I connected to the WiFi with a client without a static mapping (it's as easy as turning on randomized MAC on my phone). As usual it would not resolve anything. But this time I tried to bring up Adguard's admin page using it's IP and port and it timed out. So something does seem to be blocking access to Adguard itself.

The only thing I can think of is if for some reason "LAN net" doesn't include the IPs in my dynamic pool of addresses (10.10.1.200-10.10.2.254). The IPv4 "Default allow LAN to any rule" allows "LAN net". I tried "LAN address" but that broke everything.

[quote]Your settings appear to be a mix of everything.[/quote]

Not surprising since I've been fighting this for months. But in the interest of getting back to a clean slate I've mirrored your settings to the best of my ability, including adding the firewall rules and NAT. I still get the same results.

Though now none of my internal host names are resolving now which is a separate problem I can overcome in time.


After looking and applying my rules are as follows (not posting the automatically generated rules):

[code]
Type    Protocol          Source     Port    Destination    Port         Gateway    Schedule
Allow   IPV4 TCP/UDP *              *        AdGuard       53 (DNS) *               *
Block   IPV4 TCP/UDP *              *        *                  53 (DNS) *               *
Allow   IPV4 TCP/UDP *              *        AdGuard       853         *               *
Block   IPV4 TCP/UDP *              *        *                  853         *               *
Allow   IPv4 *            LAN net     *        *                  *            *               *
Allow   IPv6 *            LAN net     *        *                  *            *               *

I don't see anything unexpected (beyond I probably should define the source for the new rules I added above).

[cookiemonster]

The only thing I can think of is if for some reason "LAN net" doesn't include the IPs in my dynamic pool of addresses (10.10.1.200-10.10.2.254). The IPv4 "Default allow LAN to any rule" allows "LAN net". I tried "LAN address" but that broke everything.

If this is not a typo, then it is most likely the reason for most of your problems. It is the wrong way to setup a pool of ips range. Unless I'm mistaken and OPN can actually merge the two network segments.
Just change it to 10.10.1.200-10.10.1.254 and things should start working.

[paperrhino]

Thanks for the reply.

I've played around a bit with that field, even going as far as setting both of those rules to allow any source for both IPv4 and IPv6 (though I'm pretty sure all my machines are running v4). This generated no change in behavior. Those machines that are served up an address from the DHCP pool still cannot connect while those with a static mapping can connect. I've left the rules with * for now.

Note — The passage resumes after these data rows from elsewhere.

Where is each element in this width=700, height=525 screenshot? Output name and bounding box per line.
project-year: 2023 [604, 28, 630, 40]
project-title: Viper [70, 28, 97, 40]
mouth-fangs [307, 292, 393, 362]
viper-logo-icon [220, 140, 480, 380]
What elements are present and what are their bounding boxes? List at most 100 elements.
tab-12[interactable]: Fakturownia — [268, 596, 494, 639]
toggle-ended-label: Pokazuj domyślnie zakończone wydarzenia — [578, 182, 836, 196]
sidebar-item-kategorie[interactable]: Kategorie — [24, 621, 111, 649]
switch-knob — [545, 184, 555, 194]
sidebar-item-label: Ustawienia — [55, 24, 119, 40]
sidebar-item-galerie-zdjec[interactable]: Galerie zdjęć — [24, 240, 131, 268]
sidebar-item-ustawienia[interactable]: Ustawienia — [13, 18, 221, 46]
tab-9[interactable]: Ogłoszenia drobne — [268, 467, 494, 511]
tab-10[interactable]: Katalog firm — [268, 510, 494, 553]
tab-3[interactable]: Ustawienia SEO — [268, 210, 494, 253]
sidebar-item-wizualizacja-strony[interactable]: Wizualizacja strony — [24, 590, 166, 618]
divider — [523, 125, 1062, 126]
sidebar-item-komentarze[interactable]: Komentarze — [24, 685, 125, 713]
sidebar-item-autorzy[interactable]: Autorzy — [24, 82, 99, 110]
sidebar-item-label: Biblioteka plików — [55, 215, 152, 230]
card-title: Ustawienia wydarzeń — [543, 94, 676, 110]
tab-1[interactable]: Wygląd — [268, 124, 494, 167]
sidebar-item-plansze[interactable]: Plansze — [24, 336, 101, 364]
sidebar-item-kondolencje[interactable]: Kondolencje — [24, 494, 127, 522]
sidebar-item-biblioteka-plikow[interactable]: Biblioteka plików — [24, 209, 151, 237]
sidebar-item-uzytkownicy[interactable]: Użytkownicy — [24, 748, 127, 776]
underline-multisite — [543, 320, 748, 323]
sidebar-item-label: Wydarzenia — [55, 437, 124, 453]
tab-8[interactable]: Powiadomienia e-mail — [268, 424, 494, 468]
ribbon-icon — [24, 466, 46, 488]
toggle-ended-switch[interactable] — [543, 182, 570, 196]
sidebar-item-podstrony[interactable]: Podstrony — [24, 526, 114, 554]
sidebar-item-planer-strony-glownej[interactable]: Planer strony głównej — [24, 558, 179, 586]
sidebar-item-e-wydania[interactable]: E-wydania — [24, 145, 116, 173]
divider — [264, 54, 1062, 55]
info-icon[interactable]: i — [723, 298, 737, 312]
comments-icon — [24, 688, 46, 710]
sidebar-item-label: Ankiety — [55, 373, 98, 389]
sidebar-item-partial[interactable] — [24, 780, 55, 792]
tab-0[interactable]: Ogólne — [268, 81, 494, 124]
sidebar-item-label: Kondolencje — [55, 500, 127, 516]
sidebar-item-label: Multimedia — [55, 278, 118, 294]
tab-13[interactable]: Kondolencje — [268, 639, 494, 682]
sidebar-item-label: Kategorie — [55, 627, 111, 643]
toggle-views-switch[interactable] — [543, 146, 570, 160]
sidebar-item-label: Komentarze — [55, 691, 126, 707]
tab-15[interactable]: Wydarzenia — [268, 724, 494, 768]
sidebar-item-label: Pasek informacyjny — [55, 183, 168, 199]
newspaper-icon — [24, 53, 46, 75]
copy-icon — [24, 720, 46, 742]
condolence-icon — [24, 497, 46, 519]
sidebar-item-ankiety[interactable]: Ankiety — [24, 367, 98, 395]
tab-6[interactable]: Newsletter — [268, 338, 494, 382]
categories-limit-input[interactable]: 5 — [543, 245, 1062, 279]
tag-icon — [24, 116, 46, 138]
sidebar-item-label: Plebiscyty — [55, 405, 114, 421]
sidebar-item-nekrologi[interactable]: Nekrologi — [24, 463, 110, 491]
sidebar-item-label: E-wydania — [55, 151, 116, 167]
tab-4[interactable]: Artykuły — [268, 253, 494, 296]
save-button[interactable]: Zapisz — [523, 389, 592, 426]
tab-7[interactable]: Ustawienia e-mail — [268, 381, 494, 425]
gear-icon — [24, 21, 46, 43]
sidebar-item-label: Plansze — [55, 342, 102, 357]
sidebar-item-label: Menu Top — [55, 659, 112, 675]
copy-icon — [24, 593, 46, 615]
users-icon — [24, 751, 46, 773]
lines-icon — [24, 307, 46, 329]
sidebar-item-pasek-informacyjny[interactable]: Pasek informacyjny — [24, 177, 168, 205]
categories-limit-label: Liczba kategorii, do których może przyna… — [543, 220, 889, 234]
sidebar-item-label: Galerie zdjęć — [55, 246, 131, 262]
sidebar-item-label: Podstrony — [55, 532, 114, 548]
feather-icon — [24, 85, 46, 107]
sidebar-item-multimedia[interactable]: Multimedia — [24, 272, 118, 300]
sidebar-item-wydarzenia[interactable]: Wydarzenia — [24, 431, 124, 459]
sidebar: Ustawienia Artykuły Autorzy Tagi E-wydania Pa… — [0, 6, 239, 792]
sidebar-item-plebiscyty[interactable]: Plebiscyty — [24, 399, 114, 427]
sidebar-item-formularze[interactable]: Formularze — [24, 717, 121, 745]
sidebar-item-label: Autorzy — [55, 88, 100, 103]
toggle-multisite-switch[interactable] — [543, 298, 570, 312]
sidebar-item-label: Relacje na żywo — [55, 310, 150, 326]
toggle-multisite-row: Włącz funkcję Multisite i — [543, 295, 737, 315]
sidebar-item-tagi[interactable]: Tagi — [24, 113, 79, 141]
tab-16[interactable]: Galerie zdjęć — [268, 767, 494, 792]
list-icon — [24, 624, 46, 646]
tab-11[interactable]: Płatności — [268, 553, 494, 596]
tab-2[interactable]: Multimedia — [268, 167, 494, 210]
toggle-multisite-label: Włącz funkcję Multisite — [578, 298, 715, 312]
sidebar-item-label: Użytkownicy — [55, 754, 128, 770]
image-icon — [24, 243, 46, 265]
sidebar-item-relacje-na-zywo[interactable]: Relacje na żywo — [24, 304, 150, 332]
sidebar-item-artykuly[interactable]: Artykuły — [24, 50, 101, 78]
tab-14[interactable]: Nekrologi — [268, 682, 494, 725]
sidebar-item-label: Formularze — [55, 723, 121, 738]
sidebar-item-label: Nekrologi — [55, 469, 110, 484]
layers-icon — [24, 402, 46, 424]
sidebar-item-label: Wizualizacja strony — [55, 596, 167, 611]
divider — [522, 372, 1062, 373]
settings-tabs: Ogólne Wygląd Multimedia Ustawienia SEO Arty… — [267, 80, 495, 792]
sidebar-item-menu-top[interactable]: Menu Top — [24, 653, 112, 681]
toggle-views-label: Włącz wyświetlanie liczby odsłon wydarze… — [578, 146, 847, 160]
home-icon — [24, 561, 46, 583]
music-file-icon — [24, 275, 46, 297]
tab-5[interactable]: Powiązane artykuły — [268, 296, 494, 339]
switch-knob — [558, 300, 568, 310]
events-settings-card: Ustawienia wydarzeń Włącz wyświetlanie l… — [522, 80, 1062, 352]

Looking around some more I did notice a couple of other potential sources of problems. I had not realized that I've added some static mappings in the dynamic pool range. So my client was being assigned an IP address that was mapped to a different device that wasn't connected (one gets a lot of mappings when a mapping needs to be added for every guest's device). I fixed the pool so there is no overlap but that didn't fix anything. Thought it worth mention just in case it's relevant.

I looked at the DHCPD logs and there is an odd error that appears when the device tries to connect.

Code: [Select]

2022-04-19T11:58:33-06:00 Error dhcpd icmp_echorequest 10.10.1.220: Invalid argument
I wonder if that's the ping the phone makes when it first connects to see if the internet can be reached.